Crop Insurance May Be Increasing High-Risk Planting

Market to Market | Clip
Nov 3, 2023 | 2 min

Subsidies for crop insurance may be increasing the cost of weather loss, according to an environmental advocacy group.

Transcript

Subsidies for crop insurance may be increasing the cost of weather loss, according to an environmental advocacy group.

Analysis of U.S. Department of Agriculture data by the Environmental Working Group shows the total crop insurance indemnities doubled between 2001 and 2022, and totaled over $118 billion dollars. Their examination of the data shows the cost of those payouts is increasing faster than the rate of inflation. 

Work done by the non-profit environmental research group revealed the largest category of insurance claims were due to drought. Claims grew 690 percent during the 22 year period studied with the federal government paying $7.6 billion dollars last year alone. Flooding was seen as the second largest cause of loss with $2.2 billion dollars paid in 2022.

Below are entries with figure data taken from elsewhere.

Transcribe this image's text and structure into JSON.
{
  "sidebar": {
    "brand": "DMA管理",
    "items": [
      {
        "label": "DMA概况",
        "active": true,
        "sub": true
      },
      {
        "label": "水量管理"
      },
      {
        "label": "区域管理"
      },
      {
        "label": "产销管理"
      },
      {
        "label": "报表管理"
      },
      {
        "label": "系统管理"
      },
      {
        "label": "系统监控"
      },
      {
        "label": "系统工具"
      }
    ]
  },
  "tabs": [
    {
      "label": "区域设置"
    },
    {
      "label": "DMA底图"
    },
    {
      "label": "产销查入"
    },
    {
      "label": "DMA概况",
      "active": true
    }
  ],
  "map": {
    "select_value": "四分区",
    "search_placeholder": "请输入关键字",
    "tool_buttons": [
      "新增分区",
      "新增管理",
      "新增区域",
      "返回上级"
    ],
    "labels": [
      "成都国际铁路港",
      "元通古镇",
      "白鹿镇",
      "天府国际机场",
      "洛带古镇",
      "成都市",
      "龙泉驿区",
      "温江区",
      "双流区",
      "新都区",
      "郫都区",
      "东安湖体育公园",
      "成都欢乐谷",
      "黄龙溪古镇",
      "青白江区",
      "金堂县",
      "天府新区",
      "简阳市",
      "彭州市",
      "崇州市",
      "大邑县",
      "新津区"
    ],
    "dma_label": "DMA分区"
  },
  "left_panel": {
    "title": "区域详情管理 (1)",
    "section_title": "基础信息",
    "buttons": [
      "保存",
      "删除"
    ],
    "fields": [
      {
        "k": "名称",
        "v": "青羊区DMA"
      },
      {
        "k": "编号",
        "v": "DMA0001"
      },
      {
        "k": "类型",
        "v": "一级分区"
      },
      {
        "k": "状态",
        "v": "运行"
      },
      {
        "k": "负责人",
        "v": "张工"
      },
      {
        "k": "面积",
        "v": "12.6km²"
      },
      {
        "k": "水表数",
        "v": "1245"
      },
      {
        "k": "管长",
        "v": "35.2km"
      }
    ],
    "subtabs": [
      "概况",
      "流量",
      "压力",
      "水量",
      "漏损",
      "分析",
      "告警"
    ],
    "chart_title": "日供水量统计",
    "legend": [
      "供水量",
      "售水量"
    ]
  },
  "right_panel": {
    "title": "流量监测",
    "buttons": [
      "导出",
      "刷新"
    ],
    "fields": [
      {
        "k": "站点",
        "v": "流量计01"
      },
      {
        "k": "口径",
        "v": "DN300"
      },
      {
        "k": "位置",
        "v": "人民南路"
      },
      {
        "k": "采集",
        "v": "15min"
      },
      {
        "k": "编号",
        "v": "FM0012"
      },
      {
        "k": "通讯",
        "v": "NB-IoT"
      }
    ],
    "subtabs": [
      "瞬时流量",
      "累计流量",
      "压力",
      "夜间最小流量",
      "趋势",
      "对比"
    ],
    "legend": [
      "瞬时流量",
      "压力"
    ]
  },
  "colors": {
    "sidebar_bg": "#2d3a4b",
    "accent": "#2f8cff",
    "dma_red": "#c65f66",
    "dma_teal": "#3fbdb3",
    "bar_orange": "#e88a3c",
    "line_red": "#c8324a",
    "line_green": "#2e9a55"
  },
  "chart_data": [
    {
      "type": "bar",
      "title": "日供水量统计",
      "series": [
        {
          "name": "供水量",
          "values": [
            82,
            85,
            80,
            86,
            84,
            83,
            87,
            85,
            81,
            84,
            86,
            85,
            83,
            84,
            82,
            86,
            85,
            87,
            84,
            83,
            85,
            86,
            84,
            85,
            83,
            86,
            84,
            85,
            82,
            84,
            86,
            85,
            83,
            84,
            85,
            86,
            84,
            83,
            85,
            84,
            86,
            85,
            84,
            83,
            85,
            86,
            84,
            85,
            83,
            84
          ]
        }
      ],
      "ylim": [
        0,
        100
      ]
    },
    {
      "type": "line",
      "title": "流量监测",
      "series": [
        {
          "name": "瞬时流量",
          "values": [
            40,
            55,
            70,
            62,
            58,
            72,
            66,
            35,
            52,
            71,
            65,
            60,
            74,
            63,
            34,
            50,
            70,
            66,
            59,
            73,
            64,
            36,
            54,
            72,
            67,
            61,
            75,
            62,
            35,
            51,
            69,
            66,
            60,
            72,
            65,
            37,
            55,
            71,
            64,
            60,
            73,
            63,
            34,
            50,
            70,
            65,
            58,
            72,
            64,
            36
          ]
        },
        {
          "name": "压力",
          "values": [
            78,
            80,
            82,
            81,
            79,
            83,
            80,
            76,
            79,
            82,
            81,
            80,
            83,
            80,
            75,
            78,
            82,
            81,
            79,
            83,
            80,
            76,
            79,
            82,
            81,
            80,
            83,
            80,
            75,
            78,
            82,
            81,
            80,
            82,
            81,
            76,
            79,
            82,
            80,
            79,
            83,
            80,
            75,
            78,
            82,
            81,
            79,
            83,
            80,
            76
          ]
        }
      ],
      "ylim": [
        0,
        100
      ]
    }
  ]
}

The insurance loss category with the largest percentage increase came in losses due to heat, which grew over 1000 percent over the two decades reviewed, Farmers were paid on $1.6 billion in claims for the final year examined. 

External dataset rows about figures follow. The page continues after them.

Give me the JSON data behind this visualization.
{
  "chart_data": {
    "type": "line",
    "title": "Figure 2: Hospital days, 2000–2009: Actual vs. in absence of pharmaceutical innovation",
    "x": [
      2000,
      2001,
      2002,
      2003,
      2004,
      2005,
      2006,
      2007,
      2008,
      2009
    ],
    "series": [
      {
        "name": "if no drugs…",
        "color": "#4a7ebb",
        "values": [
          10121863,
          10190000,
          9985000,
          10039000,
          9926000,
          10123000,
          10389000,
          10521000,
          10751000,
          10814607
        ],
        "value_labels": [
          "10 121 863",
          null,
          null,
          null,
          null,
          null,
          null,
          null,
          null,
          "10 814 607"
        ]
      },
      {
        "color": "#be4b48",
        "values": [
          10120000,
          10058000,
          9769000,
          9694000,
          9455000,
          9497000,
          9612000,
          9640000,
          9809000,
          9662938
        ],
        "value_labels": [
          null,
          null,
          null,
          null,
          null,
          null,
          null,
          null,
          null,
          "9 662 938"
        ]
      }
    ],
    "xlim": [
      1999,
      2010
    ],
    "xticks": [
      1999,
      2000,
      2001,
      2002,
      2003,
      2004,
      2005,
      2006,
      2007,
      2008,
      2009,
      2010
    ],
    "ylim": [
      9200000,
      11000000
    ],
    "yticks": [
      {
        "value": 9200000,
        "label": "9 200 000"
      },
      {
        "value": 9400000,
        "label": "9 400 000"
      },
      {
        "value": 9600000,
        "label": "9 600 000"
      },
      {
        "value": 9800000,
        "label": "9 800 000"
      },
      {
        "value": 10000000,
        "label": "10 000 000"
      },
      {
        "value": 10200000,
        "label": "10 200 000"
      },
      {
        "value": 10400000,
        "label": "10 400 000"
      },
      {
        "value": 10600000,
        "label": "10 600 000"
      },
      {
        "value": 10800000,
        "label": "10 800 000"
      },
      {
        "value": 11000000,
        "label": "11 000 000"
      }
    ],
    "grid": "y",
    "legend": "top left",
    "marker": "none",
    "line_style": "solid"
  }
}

Based on their analysis, the ERG suggests the Federal subsidy farmers receive for buying crop insurance, which generally covers two-thirds of the purchase price, distorts the perceived risk farmers face due to climate change. The group also argues that those subsidies encourage farmers to plant crops in areas that are at a high risk of loss due to heat, drought or excess moisture.

County level data from the USDA also suggests the rate and cost of insurance claims will probably continue to increase in the future. The result could be an increase both in the subsidized cost of insurance to farmers and the cost of those subsidies to taxpayers.